Well, okay, most of these are probably somewhat platform- or payload-specific due to the simple fact that libpayload doesn't really do that much on its own. The most recent one I can find that would break something universal is the FMAP cache in CBMEM from 2019 (which is nowadays required by libcbfs). But I don't think people think about that direction of compatibility much when they add code (at least I don't, to be honest).
Anyway, I'm not trying to invalidate your use case if you say you have one. But I still think there's a practical problem here in terms of getting this supported in a truly backwards-compatible manner. We need to have a purely 64-bit handoff flow for X86S eventually (so might as well design that right now rather than kicking that can down the road), but in order to make that compatible with old 32-bit coreboot the payload would need two entry points. It's impossible to do that cleanly with the existing SELF segment structures because old coreboots will reject any segment type they don't recognize. We could say "take the 32-bit entry point + 0x200" but that's pretty hacky and then we still need to be able to mark the payload as 64-bit supporting somehow. We can't use a CBFS type for that either without breaking backwards-compatibility, so the only options I see would be using a CBFS attribute (which seems much less suitable than the type for this) or putting some kind of parseable header into the payload.

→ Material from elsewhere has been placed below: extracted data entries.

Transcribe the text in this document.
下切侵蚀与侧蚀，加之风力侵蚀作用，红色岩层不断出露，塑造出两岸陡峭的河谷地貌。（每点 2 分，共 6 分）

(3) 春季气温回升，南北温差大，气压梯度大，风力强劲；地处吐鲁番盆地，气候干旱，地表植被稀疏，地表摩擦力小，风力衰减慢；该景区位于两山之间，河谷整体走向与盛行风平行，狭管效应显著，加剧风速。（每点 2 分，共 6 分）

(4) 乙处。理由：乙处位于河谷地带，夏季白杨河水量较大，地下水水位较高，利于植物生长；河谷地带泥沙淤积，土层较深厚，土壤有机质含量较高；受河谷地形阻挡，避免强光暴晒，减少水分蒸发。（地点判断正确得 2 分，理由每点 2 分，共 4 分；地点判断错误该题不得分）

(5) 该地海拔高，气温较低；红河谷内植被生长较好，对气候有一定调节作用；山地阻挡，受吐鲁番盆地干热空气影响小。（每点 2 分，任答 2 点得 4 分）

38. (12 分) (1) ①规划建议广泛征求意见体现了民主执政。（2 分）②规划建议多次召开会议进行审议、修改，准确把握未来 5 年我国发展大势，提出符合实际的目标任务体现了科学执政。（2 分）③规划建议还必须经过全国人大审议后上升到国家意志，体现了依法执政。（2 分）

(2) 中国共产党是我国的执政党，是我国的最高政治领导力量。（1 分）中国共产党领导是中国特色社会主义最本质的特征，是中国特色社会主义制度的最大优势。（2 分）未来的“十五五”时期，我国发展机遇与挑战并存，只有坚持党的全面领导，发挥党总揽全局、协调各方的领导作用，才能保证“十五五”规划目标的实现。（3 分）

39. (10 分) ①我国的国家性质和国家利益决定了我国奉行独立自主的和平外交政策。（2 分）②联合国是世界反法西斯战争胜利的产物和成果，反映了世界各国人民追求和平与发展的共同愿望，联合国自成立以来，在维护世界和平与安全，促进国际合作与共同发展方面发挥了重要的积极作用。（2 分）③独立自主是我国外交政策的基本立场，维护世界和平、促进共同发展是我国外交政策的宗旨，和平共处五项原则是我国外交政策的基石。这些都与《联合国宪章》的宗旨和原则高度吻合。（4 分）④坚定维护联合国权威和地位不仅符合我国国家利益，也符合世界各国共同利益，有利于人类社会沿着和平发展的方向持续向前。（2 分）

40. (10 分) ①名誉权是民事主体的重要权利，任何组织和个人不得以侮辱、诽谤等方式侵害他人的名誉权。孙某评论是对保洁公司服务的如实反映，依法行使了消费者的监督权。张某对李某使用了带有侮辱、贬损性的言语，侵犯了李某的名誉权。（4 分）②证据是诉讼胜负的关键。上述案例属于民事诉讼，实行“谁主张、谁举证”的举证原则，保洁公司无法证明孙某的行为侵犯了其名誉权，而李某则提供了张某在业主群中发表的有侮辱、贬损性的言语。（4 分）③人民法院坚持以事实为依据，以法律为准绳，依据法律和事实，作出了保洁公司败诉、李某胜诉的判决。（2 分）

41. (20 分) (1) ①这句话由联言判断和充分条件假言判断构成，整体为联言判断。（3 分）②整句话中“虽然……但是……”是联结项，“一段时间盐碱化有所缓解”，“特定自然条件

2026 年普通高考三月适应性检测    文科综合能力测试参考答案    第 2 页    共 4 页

Both of them (and the "second entry point at hardcoded offset" thing) seem like really hacky and roundabout solutions for things that our data structures could represent in a much cleaner and more natural way (e.g. 64-bit payload as different CBFS type, or second entry point as SELF segment), that we'd only pick in the name of backwards-compatibility. I'd really prefer if we didn't need to make our handoff API so weird and unintuitive forever after only to avoid this one break in old-coreboot-new-libpayload compatibility (like we had FMAP cache in 2019, or boot_media_params in 2015). I'd rather we do another one clean break now, pick the most natural and intuitive option to represent things, try to anticipate future needs (e.g. X86S) in that decision as best as possible, and maybe think about what else we can change in order to allow future API additions to go over smoother (e.g. rethink the decision to make selfload() abort on every segment it doesn't recognize).